Return-Path: tim.one@comcast.net
Delivery-Date: Sun Sep  8 21:01:00 2002
From: tim.one@comcast.net (Tim Peters)
Date: Sun, 08 Sep 2002 16:01:00 -0400
Subject: [Spambayes] test sets?
In-Reply-To: <LNBBLJKPBEHFEDALKOLCEEOGBCAB.tim.one@comcast.net>
Message-ID: <LNBBLJKPBEHFEDALKOLCCEPLBCAB.tim.one@comcast.net>

[Tim]
> One effect of getting rid of MINCOUNT is that it latches on more
> strongly to rare clues now, and those can be unique to the corpus
> trained on (e.g., one trained ham says "gryndlplyx!", and a followup
> new ham quotes it).

This may be a systematic bias in the testing procedure:  in real life, msgs
come ordered in time.  Say there's a thread that spans N messages on c.l.py.
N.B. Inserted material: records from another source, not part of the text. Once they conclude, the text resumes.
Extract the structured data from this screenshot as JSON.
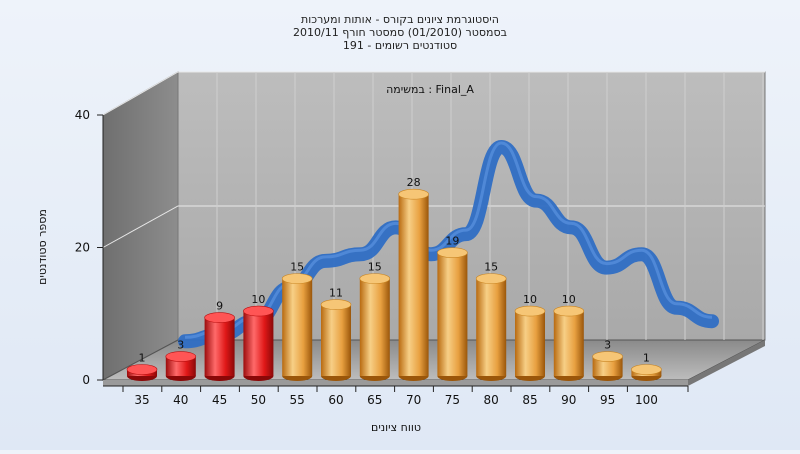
{
  "chart_data": {
    "type": "bar",
    "title_lines": [
      "היסטוגרמת ציונים בקורס - אותות ומערכות",
      "בסמסטר  (01/2010)  סמסטר חורף 2010/11",
      "סטודנטים רשומים - 191"
    ],
    "annotation": "Final_A : במשימה",
    "categories": [
      "35",
      "40",
      "45",
      "50",
      "55",
      "60",
      "65",
      "70",
      "75",
      "80",
      "85",
      "90",
      "95",
      "100"
    ],
    "values": [
      1,
      3,
      9,
      10,
      15,
      11,
      15,
      28,
      19,
      15,
      10,
      10,
      3,
      1
    ],
    "bar_colors": [
      "#e01818",
      "#e01818",
      "#e01818",
      "#e01818",
      "#e8a040",
      "#e8a040",
      "#e8a040",
      "#e8a040",
      "#e8a040",
      "#e8a040",
      "#e8a040",
      "#e8a040",
      "#e8a040",
      "#e8a040"
    ],
    "line_color": "#2f6ec4",
    "smooth_curve": [
      1,
      2,
      4,
      9,
      13,
      14,
      18,
      14,
      17,
      30,
      22,
      18,
      12,
      14,
      6,
      4
    ],
    "xlabel": "טווח ציונים",
    "ylabel": "מספר סטודנטים",
    "y_ticks": [
      0,
      20,
      40
    ],
    "ylim": [
      0,
      40
    ],
    "grid": true,
    "legend": "none"
  }
}
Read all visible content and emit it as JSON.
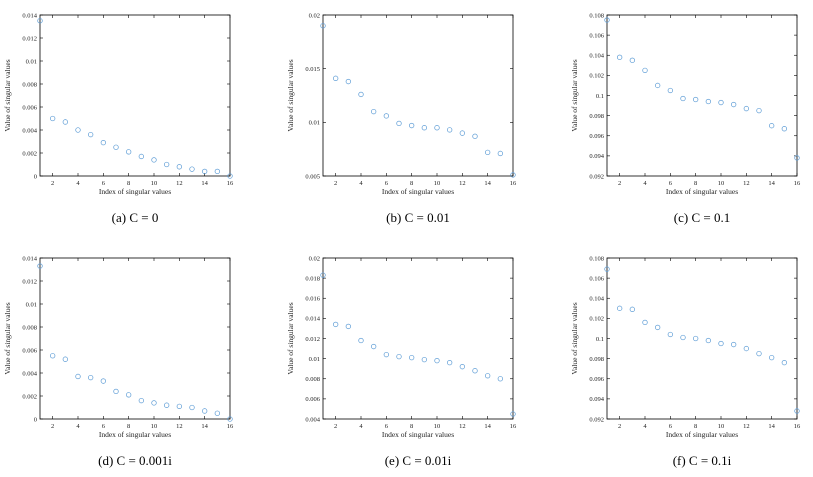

In our testing setup, we'll train on a random sampling throughout its whole
lifetime, and test likewise.  New ham "in the middle" of this thread gets
benefit from that we trained on msgs that appeared both before and *after*
it in real life.  It's quite plausible that the f-p rate would rise without
this effect; in real life, at any given time some number of ham threads will
just be starting their lives, and if they're at all unusual the trained data
will know little to nothing about them.